Jeta Amata is a Nigerian filmmaker, born on August 21, 1974, to popular Nigerian actor Zack Amata. He comes from a family of veteran filmmakers including Ifoghale Amata, Zack Amata and Fred Amata. Growing up in the film industry, following his family’s passion for film, Jeta produced and directed his first film at the age of 21, making it no surprise when he began to rise in the world of film and entertainment.

Jeta Amata studied Theater Arts at Benue State University in Makurdi, Nigeria. His work first went global when he produced a documentary film for the British Broadcasting Corporation (BBC) in 2003 using his film “Game of Life” as footage for the documentary. He holds 53 nominations and 10 wins for film awards in Africa, Europe and the United States, and is considered one of the most successful filmmakers to come out of West Africa.

Debuting his movie Alexa Affair at the 2004 Berlin Film Festival would establish him firmly in the minds of Nigerians, Africans, and the world as a renowned and respected Nigerian filmmaker and a true Nollywood success story who tells only stories that impact on people positively.

Amata’s film The Amazing Grace, which won the Best West African Film Award in the 2006 Screen Nations Awards UK, holds the honor of being the first Nigerian film to be screened at the prestigious Cannes Film Festival. It is the only Nigerian Film that has had a western release and it can also be found in American stores and on websites such as Netflix.
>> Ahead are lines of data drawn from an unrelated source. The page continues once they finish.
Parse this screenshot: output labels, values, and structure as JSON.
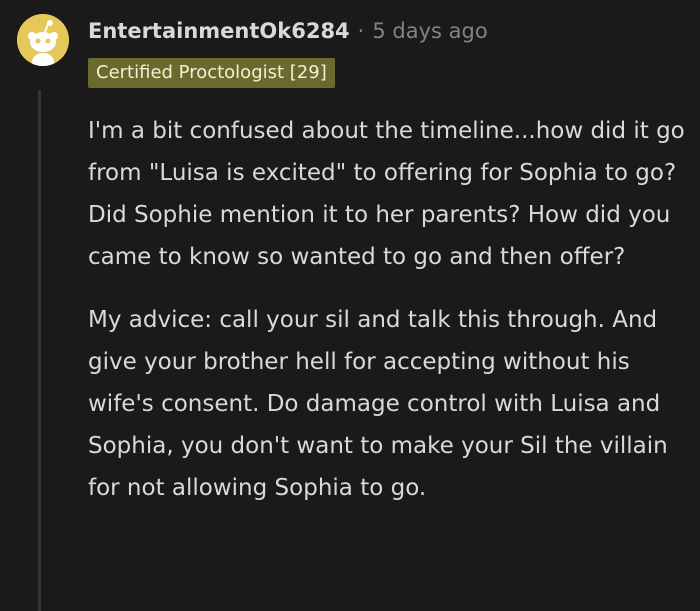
{
  "comment": {
    "author": "EntertainmentOk6284",
    "separator": "·",
    "timestamp": "5 days ago",
    "flair": "Certified Proctologist [29]",
    "paragraphs": [
      "I'm a bit confused about the timeline...how did it go from \"Luisa is excited\" to offering for Sophia to go? Did Sophie mention it to her parents? How did you came to know so wanted to go and then offer?",
      "My advice: call your sil and talk this through. And give your brother hell for accepting without his wife's consent. Do damage control with Luisa and Sophia, you don't want to make your Sil the villain for not allowing Sophia to go."
    ]
  },
  "colors": {
    "background": "#1a1a1b",
    "text": "#d7dadc",
    "meta": "#818384",
    "flair_bg": "#6b6a2e",
    "avatar_bg": "#e6c85a"
  },
  "icons": {
    "avatar": "snoo-avatar-icon"
  }
}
Soon after, Jeta would be recognized for such movies as Inale and Mary Slessor.

Amata’s latest film Black November was premiered at the United Nations during the General Assembly in 2012 and was also screened at the Kennedy Center as well as the Library of Congress in Washington, D.C. The film inspired sponsoring of a bi-partisan resolution on the Niger Delta of Nigeria members of the 112th United States Congress, H.CON.RES.121.

Amata had screenings of his documentary Into the Delta, on the situation of the Niger Delta, shown in nine universities in the U.S. including NYU, George Washington University, UCLA and Cornell.